The rail regulator, John Swift, who resigned last week, will be replaced by his chief economic adviser, Chris Bolt, who will remain independent and review the subsidy from trains operators to Railtrack, review access charges, improve Railtrack investment in the rail infrastructure and establish a new deal with the rolling stock companies.

There was also overwhelming support for Mr Prescott when he announced that he has ordered officials to settle a long-running battle with the unions over the Tory government's multimillion-pound raid on the pension funds of bus workers when their firms were privatised.

"I have instructed our lawyers to stop the legal fancy-dancing. I have told them to open discussions with the pension trustees to achieve a just out-of-court settlement, as quickly as possible in the coming months to end this shameful delay," he said.

Reassuring the conference that he was not retreating on the Public Transport White Paper, Mr Prescott said he was going ahead with congestion charges on motorists commuting by car into towns and cities, which would allow resources to be redirected into investment to improve public transport. The Transport Bill will be published for consultation, but the implementation could be delayed until there is more time in the Parliamentary timetable. Ministers said that there was no doubt that the Bill would be enacted before the next general election.

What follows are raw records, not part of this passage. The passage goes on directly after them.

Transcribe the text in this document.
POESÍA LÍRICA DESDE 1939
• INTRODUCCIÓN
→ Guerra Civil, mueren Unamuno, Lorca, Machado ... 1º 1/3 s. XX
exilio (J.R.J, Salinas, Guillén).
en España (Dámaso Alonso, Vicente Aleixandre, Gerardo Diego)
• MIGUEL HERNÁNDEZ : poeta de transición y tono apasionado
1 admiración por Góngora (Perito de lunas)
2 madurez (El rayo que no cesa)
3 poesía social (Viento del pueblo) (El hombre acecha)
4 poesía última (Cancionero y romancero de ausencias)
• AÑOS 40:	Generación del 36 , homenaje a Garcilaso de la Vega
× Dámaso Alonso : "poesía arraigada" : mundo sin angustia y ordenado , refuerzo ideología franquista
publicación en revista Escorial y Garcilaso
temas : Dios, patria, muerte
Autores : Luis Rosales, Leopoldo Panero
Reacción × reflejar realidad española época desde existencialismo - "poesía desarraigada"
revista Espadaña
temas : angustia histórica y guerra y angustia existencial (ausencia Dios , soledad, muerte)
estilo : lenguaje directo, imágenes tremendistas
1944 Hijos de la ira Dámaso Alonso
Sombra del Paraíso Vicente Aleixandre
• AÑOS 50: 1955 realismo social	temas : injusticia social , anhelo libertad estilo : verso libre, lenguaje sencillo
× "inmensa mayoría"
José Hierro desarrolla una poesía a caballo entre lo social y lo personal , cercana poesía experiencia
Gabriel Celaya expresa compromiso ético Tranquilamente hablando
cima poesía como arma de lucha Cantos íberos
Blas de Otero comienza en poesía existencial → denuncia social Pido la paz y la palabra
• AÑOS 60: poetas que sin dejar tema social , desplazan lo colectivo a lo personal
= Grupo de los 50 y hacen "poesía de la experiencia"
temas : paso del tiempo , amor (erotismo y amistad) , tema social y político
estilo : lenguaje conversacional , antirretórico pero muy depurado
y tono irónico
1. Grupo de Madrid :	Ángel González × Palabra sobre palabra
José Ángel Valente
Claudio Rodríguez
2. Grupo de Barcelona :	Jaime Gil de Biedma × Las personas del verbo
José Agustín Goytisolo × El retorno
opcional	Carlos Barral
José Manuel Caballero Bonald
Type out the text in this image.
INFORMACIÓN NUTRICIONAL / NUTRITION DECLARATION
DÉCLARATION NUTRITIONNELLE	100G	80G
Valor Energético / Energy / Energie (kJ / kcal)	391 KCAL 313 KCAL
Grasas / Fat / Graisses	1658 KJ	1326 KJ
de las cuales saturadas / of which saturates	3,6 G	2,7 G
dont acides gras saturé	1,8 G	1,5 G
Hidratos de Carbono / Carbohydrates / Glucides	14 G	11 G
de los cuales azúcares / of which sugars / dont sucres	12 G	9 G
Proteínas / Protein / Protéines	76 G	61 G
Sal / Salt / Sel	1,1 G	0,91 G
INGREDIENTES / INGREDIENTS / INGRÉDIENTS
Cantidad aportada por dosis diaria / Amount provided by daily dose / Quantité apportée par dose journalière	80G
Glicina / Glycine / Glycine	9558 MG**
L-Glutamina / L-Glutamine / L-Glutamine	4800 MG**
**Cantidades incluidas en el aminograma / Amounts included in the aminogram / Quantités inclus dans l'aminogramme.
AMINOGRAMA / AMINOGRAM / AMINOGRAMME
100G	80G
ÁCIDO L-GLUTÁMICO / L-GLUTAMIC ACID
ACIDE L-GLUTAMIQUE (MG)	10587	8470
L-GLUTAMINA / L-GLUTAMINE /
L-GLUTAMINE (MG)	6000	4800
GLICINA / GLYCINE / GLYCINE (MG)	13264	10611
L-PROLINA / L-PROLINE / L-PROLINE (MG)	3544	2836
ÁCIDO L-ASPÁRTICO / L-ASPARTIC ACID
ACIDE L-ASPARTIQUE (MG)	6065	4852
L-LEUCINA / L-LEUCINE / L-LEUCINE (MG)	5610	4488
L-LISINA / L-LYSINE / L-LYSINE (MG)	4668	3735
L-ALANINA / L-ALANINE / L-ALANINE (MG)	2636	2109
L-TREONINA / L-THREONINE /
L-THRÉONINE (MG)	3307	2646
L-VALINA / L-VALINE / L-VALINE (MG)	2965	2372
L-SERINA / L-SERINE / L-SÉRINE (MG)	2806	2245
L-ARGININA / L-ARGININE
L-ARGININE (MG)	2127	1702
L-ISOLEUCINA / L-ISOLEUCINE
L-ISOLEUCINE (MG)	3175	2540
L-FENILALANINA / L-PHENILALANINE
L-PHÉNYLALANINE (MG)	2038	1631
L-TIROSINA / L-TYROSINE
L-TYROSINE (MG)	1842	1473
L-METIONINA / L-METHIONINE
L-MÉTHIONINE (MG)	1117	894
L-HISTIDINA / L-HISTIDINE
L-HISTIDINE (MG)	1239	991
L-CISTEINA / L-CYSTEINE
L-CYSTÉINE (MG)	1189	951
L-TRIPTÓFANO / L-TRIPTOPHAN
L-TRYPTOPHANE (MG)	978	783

Ministers believe that the legislation may be necessary to force some private firms to raise their standards. It will also give the franchise director more powers over Railtrack, the company in charge of the infrastructure of the rail network.

Lew Adams, attending his last conference as general secretary of Aslef, the Associated Society of Locomotive Engineers and Firemen, said he had never seen a transport policy document better than the Government's White Paper. He told delegates: "It will do much to fulfil our aspirations. We must not miss this opportunity." But he was worried about any delay in enacting the legislation.